Father Brown says at one point that a crime "is like any other work of art" (recalling Thomas DeQuincey's famous essay "On Murder Considered as One of the Fine Arts"), and that in any work of art, "the center of it is simple, however much the fullfillment may be complicated." This is in fact true of the stories. Chesterton seems to have started with a central idea and built the story around it; as the central idea is the core, the details and descriptions are minimal. Again, he harkens back to an earlier age of literature, and attends to meaning more than matter--the polar opposite of the modern procedural, in which every detail is accurate and the whole is devoid of meaning or feeling. Just as in the Biblical parable of the loaves and fishes we do not stop to ask what kind of fish was being consumed, Chesterton tells us as little as possible of what we do not need to know. The simple fulcrum on which the story turns may be the fact that a mailman is hardly noticed by most people as a person; that a waiter in a posh club and a man in a tuxedo wear exactly the same uniform; that decapitation was the traditional method of execution in France; or that a document wrong in every respect is more likely to be fake, because an honest error tends to contain some truth.
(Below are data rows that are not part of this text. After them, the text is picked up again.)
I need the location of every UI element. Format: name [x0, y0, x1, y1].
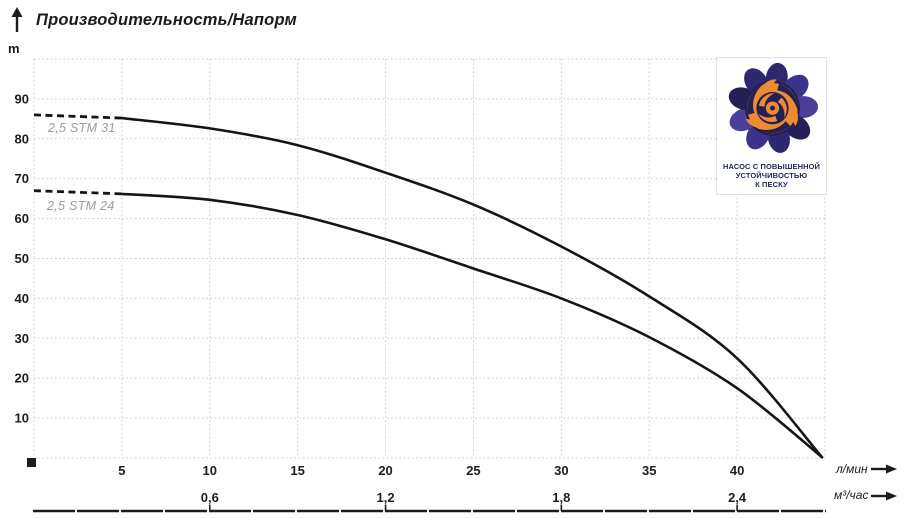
logo-swirl-cut	[757, 121, 791, 134]
x-tick-label-lmin: 40	[730, 463, 744, 478]
x-tick-label-lmin: 30	[554, 463, 568, 478]
y-tick-label: 10	[15, 411, 29, 426]
logo-swirl-cut	[747, 84, 763, 115]
x-tick-label-lmin: 35	[642, 463, 656, 478]
curve-dashed-stm31	[33, 113, 122, 120]
y-axis-up-arrow-icon	[11, 7, 23, 32]
y-axis-unit-label: m	[8, 41, 20, 56]
y-tick-label: 20	[15, 371, 29, 386]
y-tick-label: 80	[15, 131, 29, 146]
x-tick-label-m3h: 2,4	[728, 490, 747, 505]
y-tick-label: 60	[15, 211, 29, 226]
logo-swirl-tip	[792, 108, 798, 127]
x-axis-primary-unit-label: л/мин	[836, 462, 868, 476]
x-tick-label-lmin: 10	[203, 463, 217, 478]
x-tick-label-lmin: 5	[118, 463, 125, 478]
badge-text: НАСОС С ПОВЫШЕННОЙ УСТОЙЧИВОСТЬЮ К ПЕСКУ	[717, 162, 826, 189]
y-tick-label: 40	[15, 291, 29, 306]
curve-stm31	[120, 116, 824, 459]
logo-inner-swirl-arm	[758, 93, 775, 107]
logo-inner-swirl-arm	[758, 113, 778, 123]
impeller-flower-icon	[728, 62, 819, 153]
origin-square	[27, 458, 36, 467]
x-tick-label-lmin: 20	[378, 463, 392, 478]
badge-text-line1: НАСОС С ПОВЫШЕННОЙ	[722, 162, 821, 171]
curve-stm24	[120, 192, 824, 459]
x-tick-label-lmin: 15	[290, 463, 304, 478]
logo-swirl-cut	[777, 83, 798, 111]
y-tick-label: 70	[15, 171, 29, 186]
x-tick-label-lmin: 25	[466, 463, 480, 478]
logo-inner-swirl-arm	[777, 97, 787, 118]
y-tick-label: 90	[15, 91, 29, 106]
x-axis-secondary-unit-label: м³/час	[834, 488, 869, 502]
badge-text-line2: УСТОЙЧИВОСТЬЮ	[735, 171, 808, 180]
logo-swirl-tip	[761, 79, 777, 89]
chart-title: Производительность/Напорм	[36, 11, 297, 29]
series-label-stm31: 2,5 STM 31	[48, 121, 116, 135]
x-axis-secondary-right-arrow-icon	[871, 491, 897, 501]
x-tick-label-m3h: 0,6	[201, 490, 219, 505]
y-tick-label: 50	[15, 251, 29, 266]
x-tick-label-m3h: 1,2	[377, 490, 395, 505]
y-tick-label: 30	[15, 331, 29, 346]
series-label-stm24: 2,5 STM 24	[47, 199, 115, 213]
logo-swirl-tip	[745, 118, 761, 129]
x-axis-primary-right-arrow-icon	[871, 464, 897, 474]
sand-resistant-badge: НАСОС С ПОВЫШЕННОЙ УСТОЙЧИВОСТЬЮ К ПЕСКУ	[716, 57, 827, 195]
badge-text-line3: К ПЕСКУ	[755, 180, 788, 189]
x-tick-label-m3h: 1,8	[552, 490, 570, 505]
curve-dashed-stm24	[33, 189, 122, 196]
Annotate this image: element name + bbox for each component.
Chesterton used a good many clichés of detective fiction, from the twin brothers (one good, one bad) to the remittance man sent away to Australia. It hardly matters, however. Terrified and desperate, Christabel Carstairs tells Father Brown in "The Head of Caesar" that "You are more of a mystery than all the others . . . but I feel there might be a heart in your mystery." She is right. He has just sent Flambeau running after the man with the false nose a moment before; when he confesses to her that he did so "Because I hoped you would speak to me," the story suddenly unfolds compassion out of comedy, and for all of its fantasy, becomes psychologically real. In this most human tale shot through with ordinary wishes, mundane failures, and superstitious dread, Chesterton outdoes himself. The nightmarish apparition that haunts Christabel--gliding across the beach, pressing its nose against her window, sitting in her brother's chair--is reminiscent of M. R. James, and even of Kafka (who read and admired some of Chesterton's work). "What we all dread most," Father Brown says, "is a maze with no center." But Chesterton, unlike Kafka, believed he had found an exit from his labyrinth: an objective reality that was miraculous, and a miraculous reality that was objectively true.